As a developer I have a large number of side-projects, many of which will never get finished, and recently I have been thinking a lot about the people that use them. More to the point, how I don't care who uses them. It's a strange counter-productive model for an entrepreneur to not want to know their market audience, but I think I draw the line right there, at 'market'. By definition, a market is a place where buyers and sellers can meet to facilitate the exchange or transaction of goods and services and this is all I need to know, that my market exists. I don't need to know who they are, just that they are there and have the potential to benefit from my service.

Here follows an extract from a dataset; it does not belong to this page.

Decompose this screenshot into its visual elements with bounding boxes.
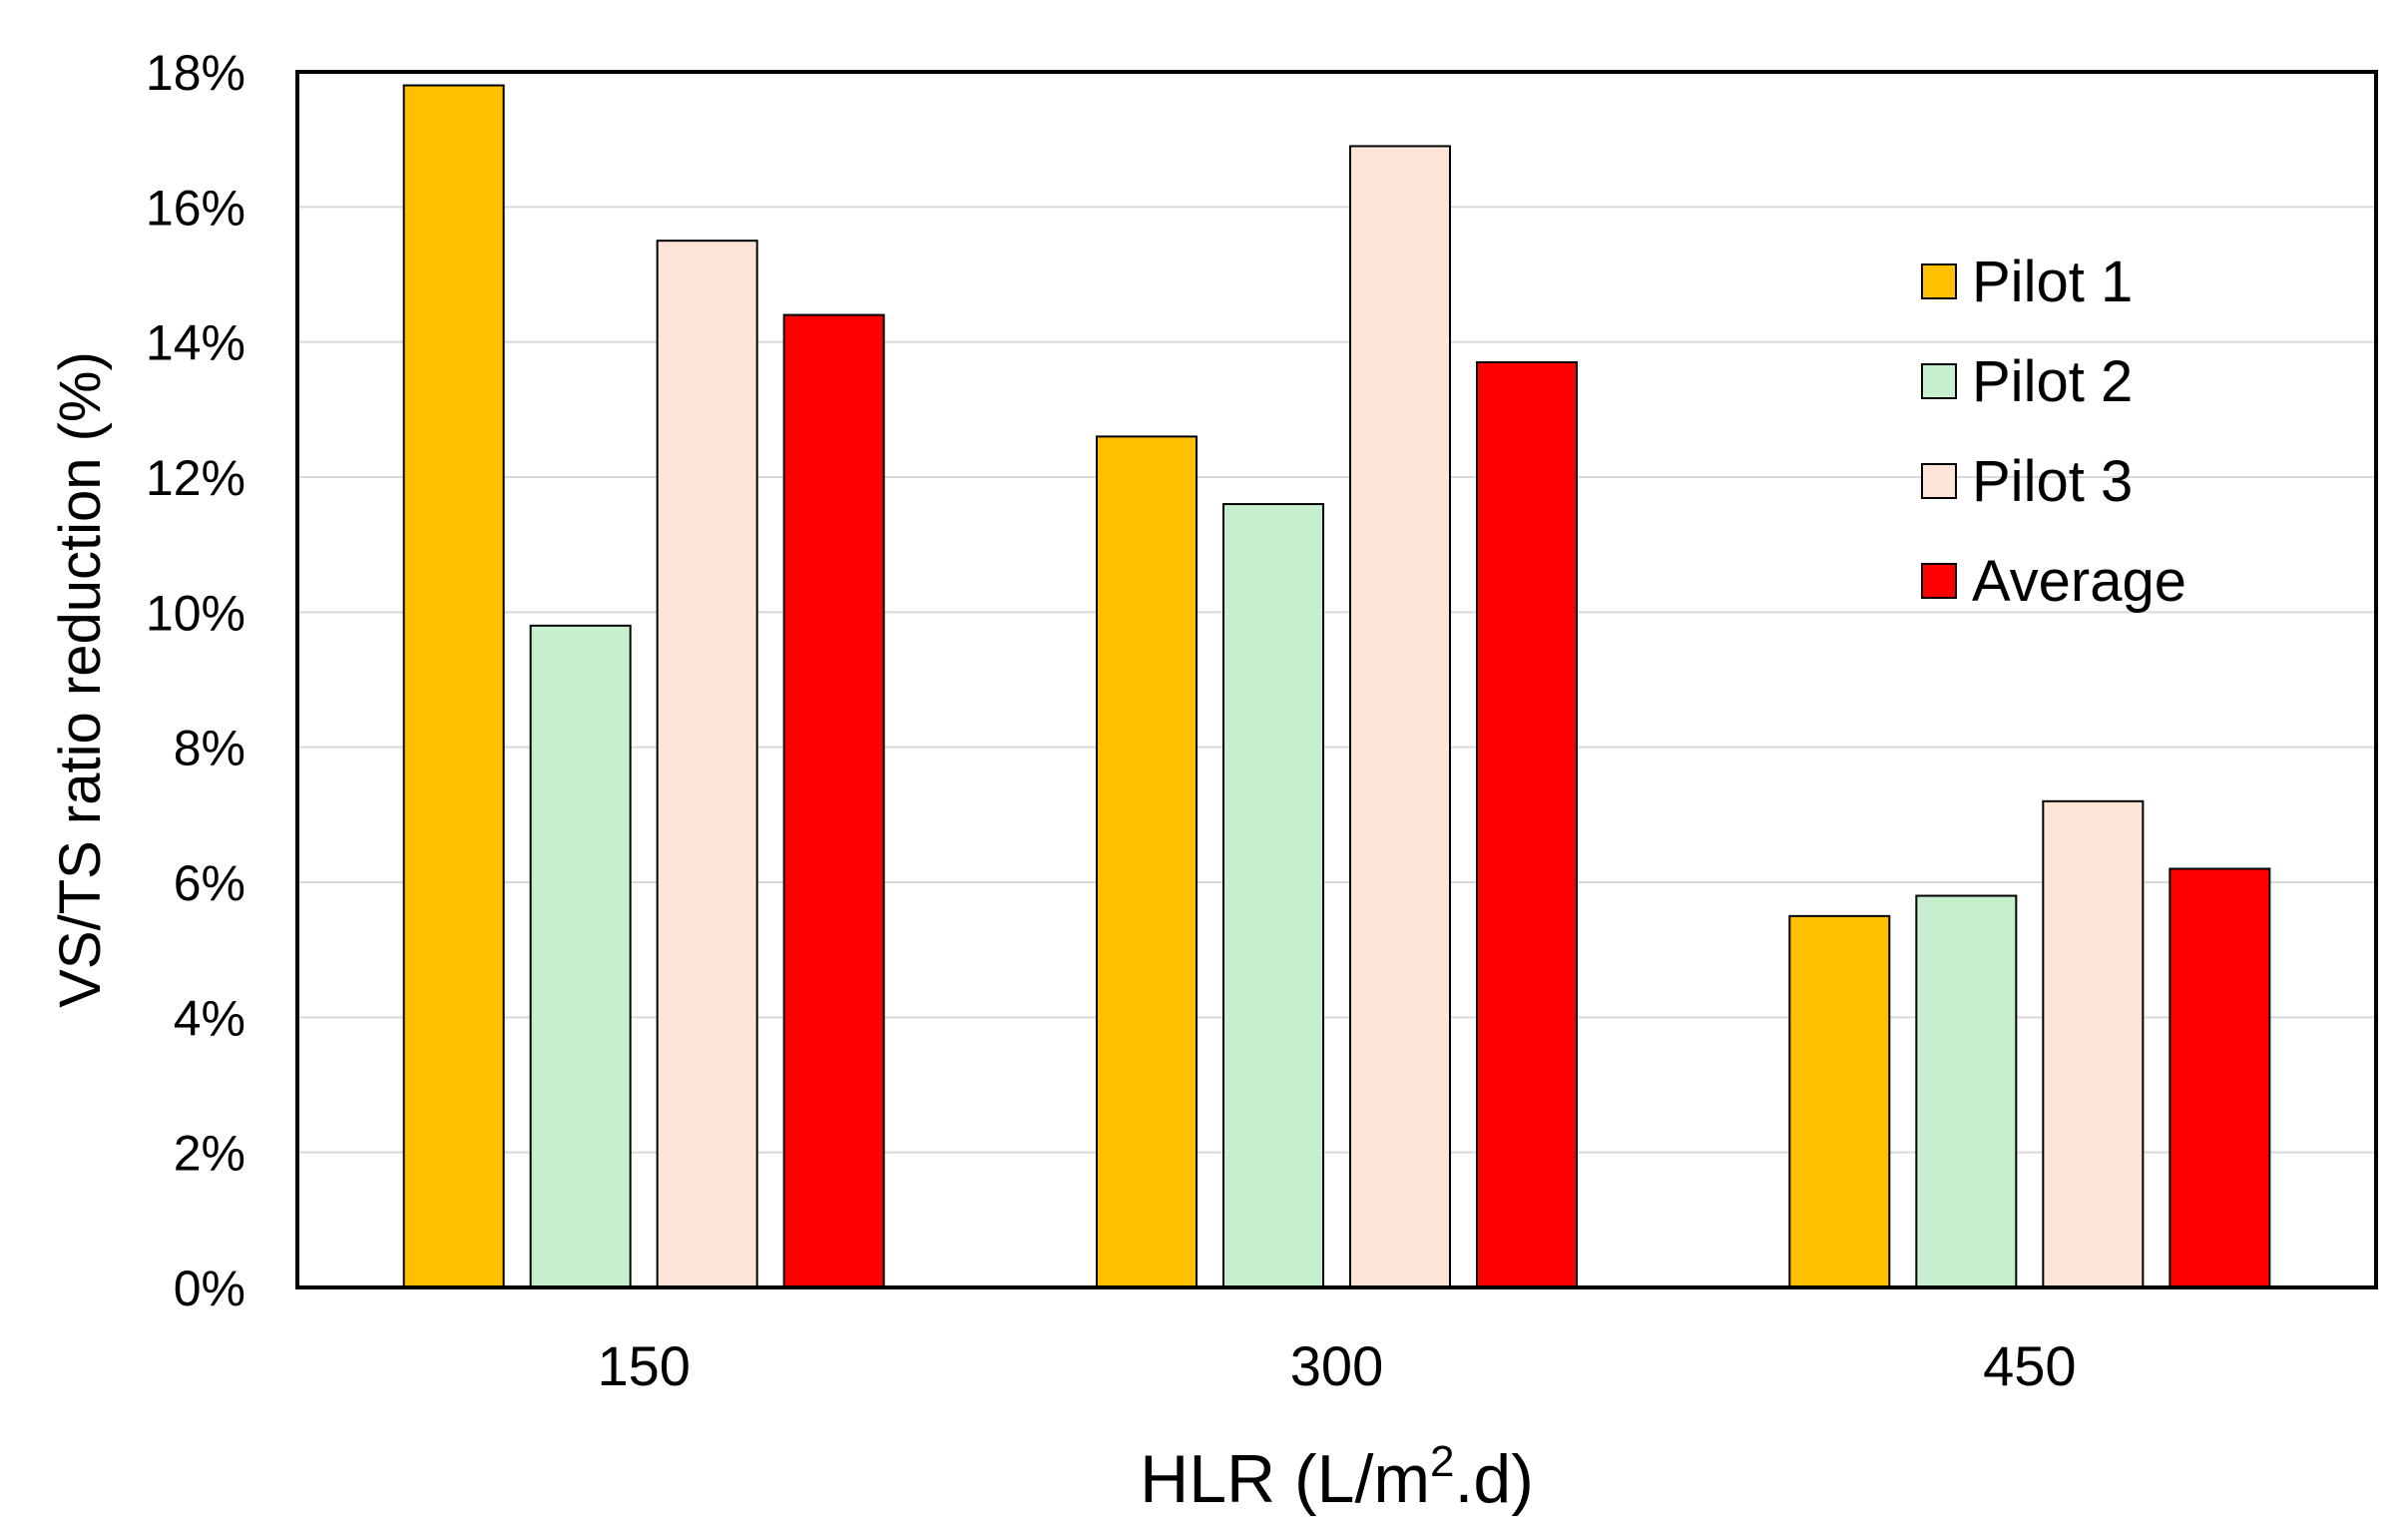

This doesn't mean you don't need data, it's useful to see what features are most used, error rates and perhaps the most active time period so you know not to schedule downtime during it, and if we're being honest, that's it. Personally, I like to collect as much data as possible about my product, but not the people using it, and I think it's good to define this clear difference. I don't care that John White from the US who is 34 uploaded a new image, but I do care whether that image was uploaded successfully, so that's all I'll check. Debugging is probably slightly harder as I would not save the photo, but error messages are useful and 99% of the time it's probably a logic error or unusual use-case that I didn't plan for and nothing to do with the image itself. For that 1%, I'll see if I can reproduce it, if not, oh well, it's 1%.

What if I have a big project and that 1% error rate correlates to 100 errors a day? In all honesty, if this is the case, it should be easy to reproduce. Don't invade people's privacy for the what-ifs, ask for permission when you need to collect the data.

On a side note, allowing users to find their data is also important, I go as far as to tell them who I hire my server from and the physically location of it. I do this in what I would describe as a very unique way - I point all of my IP addresses to a simple HTML page with a lot of information. An example being on a reverse IP lookup domain 5-39-70-146.ipv4.postal-service.org. It lists what my server is used for, how to access their data stored on it regardless of policies in operation by other websites or services using the server along with other things such as backup retention times and contact information. I even list the number of people who have sudo privileges. If you're asking why I offer the ability for a user to be deleted from a service even if it's not stated in that service's policy, it's because they have a legal right to in a number of locations, and I personally think it's human right.

Hopefully this sparked some thoughts into how you collect data, and how easy you make it for one of your users to not only access their data, but find out how it's used.

Stay safe,

👋 Bailey